Your child’s school needs detailed written instructions specific to your child’s medical needs and the appropriate medications to handle any concerns that may arise while your child is at school. You and your child’s doctor can help provide this information.

Not all children who use inhalers or nebulizers have the diagnosis of asthma. Some children outgrow asthma-type symptoms and are not labeled asthmatics. Doctors may call your child’s symptoms reactive airway disease, allergy-induced asthma, exercise-induced asthma or actual asthma. Many of these diagnoses are treated similarly when there is a flare up of symptoms. Some children need asthma and allergy medicines continuously to control their symptoms; others need them only once in a while. This depends on how severe children's asthma or allergies are.

What about food allergies? Some children with food allergies develop a rash when they eat certain foods, while others can have trouble breathing or swallowing. What if your child accidentally eats something at the class party that he is allergic to? Does your child’s school have medications and instructions to handle this situation?

Children with histories of asthma-type symptoms need an asthma action plan, and children with food allergies need a food action plan. These should be kept at school (be sure to review your school’s medication policy) and at home. Your child’s doctor can help you get these forms and guide you on what medications should be kept at school. 

Your child’s back-to-school list should include: 

  • A visit to the doctor to discuss asthma symptoms or food allergies and to create an action plan.
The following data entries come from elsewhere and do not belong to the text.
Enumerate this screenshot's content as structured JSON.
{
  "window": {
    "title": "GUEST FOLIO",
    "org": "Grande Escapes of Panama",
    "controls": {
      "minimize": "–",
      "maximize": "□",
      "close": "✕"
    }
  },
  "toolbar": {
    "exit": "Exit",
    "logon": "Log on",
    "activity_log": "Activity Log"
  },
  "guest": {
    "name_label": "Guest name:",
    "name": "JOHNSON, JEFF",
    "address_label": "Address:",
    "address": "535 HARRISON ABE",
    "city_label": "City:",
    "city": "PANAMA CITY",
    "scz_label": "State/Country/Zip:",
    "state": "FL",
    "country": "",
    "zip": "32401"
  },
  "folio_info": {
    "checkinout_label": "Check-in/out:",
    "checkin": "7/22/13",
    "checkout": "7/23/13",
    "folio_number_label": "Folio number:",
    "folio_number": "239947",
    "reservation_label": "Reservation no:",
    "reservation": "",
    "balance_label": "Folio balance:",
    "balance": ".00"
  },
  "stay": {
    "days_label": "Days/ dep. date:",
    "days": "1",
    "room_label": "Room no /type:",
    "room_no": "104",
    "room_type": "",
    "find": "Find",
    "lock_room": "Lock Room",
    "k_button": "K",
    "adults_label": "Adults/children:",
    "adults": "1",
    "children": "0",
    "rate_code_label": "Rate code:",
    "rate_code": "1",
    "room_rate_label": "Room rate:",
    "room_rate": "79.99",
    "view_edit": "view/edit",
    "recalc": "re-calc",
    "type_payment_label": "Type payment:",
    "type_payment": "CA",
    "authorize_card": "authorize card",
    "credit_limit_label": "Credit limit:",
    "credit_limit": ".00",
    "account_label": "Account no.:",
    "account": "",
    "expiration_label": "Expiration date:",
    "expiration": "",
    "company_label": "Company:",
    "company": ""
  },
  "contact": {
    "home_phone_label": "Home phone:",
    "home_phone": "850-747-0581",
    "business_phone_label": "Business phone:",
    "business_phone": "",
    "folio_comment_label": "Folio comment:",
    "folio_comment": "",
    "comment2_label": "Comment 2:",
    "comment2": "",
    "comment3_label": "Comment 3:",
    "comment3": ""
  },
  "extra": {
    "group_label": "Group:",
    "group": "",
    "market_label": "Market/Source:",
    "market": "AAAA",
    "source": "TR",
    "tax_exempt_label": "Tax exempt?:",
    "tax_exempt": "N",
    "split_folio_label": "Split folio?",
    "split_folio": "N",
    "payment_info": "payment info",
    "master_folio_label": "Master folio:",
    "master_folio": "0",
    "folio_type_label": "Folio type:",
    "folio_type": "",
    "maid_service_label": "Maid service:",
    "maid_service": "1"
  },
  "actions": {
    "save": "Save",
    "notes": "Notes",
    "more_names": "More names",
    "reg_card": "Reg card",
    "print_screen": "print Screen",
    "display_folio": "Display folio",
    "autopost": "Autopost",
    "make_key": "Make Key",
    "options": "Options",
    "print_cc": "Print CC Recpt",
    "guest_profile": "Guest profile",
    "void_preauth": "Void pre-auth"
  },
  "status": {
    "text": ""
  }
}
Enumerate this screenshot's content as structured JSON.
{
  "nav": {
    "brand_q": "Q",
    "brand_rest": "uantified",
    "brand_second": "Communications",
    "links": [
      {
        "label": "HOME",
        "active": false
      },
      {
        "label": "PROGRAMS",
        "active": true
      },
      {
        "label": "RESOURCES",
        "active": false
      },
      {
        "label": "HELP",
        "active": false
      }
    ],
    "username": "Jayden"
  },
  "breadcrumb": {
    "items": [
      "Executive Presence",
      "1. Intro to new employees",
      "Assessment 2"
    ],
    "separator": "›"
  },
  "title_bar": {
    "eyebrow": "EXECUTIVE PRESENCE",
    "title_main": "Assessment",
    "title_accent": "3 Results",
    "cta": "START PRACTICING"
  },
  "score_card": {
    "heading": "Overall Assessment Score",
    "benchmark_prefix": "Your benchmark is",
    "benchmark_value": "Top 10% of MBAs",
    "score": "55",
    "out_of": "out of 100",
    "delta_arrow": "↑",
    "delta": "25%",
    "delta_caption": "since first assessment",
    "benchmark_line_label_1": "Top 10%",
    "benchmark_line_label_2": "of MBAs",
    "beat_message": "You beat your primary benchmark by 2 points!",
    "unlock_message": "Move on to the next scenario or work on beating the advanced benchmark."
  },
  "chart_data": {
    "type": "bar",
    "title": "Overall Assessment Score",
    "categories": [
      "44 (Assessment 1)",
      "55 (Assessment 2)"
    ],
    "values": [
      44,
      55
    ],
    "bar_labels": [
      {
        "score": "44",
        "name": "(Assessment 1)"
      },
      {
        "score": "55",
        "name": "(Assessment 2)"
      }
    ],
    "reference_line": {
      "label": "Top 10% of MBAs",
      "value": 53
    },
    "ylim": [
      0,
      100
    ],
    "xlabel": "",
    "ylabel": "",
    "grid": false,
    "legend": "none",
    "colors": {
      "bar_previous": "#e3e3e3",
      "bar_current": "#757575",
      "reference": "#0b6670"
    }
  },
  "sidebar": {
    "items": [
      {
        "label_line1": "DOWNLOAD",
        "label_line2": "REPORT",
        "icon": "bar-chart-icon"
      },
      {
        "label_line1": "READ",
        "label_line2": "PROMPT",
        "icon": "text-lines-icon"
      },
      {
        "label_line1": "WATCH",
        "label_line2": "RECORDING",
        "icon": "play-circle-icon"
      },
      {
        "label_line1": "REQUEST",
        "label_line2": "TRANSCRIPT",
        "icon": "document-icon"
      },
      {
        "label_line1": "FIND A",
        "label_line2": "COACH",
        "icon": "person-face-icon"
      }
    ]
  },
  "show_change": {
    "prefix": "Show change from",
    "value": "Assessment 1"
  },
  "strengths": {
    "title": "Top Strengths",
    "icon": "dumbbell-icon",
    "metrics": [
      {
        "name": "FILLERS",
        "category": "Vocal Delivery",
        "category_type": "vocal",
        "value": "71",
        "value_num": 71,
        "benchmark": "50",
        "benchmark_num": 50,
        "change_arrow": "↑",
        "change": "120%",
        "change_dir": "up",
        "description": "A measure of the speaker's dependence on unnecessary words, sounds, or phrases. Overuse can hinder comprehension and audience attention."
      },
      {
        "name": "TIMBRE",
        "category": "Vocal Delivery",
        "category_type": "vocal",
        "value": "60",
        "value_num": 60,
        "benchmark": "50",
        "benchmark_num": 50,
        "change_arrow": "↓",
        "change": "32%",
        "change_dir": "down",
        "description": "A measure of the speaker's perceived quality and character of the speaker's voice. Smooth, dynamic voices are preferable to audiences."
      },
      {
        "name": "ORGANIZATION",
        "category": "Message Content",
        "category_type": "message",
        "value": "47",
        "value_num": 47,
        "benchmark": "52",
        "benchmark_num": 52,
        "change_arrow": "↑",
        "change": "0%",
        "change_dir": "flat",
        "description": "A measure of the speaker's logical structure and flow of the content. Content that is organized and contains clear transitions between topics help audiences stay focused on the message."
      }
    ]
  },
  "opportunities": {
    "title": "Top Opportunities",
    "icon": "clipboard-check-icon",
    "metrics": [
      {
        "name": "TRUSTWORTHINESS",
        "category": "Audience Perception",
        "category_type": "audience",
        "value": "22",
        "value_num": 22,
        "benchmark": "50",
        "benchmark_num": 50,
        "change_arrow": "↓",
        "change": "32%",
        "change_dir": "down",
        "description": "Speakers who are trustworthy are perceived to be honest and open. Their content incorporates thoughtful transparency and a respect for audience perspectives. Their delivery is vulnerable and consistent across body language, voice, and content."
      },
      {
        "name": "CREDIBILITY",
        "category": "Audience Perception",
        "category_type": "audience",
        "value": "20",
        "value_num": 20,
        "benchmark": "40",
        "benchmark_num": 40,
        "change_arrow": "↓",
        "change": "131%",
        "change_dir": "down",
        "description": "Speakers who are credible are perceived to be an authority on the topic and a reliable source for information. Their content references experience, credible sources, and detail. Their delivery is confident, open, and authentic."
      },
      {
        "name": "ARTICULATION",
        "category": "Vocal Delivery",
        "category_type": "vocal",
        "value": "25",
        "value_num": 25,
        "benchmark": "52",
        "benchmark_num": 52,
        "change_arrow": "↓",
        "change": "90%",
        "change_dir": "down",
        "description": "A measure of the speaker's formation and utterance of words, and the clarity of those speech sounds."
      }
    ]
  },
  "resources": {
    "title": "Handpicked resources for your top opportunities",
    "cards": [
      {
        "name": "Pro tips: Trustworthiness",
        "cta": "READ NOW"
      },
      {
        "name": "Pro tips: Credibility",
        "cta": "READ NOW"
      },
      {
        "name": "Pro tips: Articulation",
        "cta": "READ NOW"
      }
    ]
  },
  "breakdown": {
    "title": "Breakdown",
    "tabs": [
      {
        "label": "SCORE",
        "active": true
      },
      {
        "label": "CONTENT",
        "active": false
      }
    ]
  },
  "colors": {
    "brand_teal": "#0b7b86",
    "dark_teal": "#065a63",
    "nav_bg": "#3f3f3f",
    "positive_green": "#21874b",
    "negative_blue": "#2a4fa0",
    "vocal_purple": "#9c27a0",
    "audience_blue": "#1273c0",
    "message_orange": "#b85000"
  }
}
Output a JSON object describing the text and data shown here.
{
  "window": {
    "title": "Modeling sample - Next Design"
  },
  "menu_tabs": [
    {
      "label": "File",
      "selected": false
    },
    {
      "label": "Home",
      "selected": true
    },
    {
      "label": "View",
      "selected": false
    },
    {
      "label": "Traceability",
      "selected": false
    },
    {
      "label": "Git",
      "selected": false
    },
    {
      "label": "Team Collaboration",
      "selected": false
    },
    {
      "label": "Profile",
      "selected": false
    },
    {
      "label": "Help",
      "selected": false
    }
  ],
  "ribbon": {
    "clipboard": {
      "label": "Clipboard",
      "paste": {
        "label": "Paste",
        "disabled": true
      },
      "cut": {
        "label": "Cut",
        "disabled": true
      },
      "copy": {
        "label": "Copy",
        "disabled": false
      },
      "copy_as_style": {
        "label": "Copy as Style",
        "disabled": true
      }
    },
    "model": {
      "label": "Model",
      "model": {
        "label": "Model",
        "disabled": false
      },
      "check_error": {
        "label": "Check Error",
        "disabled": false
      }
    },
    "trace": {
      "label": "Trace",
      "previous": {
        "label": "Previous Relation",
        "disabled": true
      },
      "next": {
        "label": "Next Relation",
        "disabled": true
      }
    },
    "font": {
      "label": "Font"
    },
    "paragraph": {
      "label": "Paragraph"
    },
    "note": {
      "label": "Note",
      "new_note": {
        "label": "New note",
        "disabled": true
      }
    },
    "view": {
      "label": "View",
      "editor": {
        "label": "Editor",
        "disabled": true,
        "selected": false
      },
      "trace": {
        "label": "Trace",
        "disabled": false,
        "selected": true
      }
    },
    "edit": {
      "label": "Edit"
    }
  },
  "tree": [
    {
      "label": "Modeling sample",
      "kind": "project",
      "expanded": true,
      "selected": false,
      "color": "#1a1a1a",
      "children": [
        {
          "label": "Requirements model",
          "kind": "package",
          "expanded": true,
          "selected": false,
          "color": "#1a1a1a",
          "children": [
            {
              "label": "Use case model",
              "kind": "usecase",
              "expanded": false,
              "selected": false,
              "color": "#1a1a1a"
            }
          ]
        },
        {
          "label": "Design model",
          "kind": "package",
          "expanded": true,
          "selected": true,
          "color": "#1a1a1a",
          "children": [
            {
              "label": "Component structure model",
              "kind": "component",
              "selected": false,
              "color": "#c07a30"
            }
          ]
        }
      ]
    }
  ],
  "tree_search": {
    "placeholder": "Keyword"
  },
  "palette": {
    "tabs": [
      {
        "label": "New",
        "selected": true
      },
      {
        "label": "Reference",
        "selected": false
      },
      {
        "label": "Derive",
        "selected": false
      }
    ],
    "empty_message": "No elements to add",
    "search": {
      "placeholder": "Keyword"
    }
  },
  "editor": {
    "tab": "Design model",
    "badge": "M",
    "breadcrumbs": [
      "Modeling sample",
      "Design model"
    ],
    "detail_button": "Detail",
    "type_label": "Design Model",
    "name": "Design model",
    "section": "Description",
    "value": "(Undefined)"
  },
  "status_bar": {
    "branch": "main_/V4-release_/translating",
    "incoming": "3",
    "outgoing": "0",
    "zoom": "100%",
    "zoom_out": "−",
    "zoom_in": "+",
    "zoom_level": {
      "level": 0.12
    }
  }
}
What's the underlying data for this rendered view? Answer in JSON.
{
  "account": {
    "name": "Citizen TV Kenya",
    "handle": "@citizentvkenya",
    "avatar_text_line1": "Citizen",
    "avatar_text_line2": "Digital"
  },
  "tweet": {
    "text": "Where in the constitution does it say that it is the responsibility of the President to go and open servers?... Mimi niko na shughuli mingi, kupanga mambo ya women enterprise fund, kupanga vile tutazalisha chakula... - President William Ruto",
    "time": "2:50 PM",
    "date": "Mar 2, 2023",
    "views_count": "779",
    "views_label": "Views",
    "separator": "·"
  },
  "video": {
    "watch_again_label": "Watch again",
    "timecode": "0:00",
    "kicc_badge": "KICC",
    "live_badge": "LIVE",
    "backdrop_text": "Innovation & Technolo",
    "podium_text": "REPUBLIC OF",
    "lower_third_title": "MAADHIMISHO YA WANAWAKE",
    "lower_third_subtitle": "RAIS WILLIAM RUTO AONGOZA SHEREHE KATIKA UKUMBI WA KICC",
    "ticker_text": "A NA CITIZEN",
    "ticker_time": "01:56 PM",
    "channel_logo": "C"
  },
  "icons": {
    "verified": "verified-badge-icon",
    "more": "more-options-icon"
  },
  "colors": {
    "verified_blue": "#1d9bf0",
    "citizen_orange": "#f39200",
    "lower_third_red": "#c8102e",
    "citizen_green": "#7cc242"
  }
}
Even if your child’s condition is well controlled, work  with your child’s pediatrician or allergist to evaluate medications.
  • An asthma action plan—This written document from the doctor shows the type of medication used to treat asthma or breathing concerns, how often it should be administered, and what to do in an emergency.
  • A rescue inhaler or nebulizer medication that can be left at school (albuterol or Xopenex). Always keep an inhaler or nebulizer medication at home, as well.
  • A spacer device that connects to the inhaler and helps get medicine into the lungs. Keep one at home, too.
  • A food allergy action plan—This written document from the doctor describes which medication to administer depending on the symptoms that develop.
  • Epinephrine or EpiPen®—if your child has had a serious allergic reaction in the past, this should be readily available at school, as well at home. Benadryl® should also be kept at school and at home.
  • Inform teachers and school cafeteria staff about which foods need to be avoided if your child has food allergies.
  • Permission forms from you allowing school officials to administer medications.

Being prepared for school can make a big difference in keeping your child’s asthma and food allergies well controlled.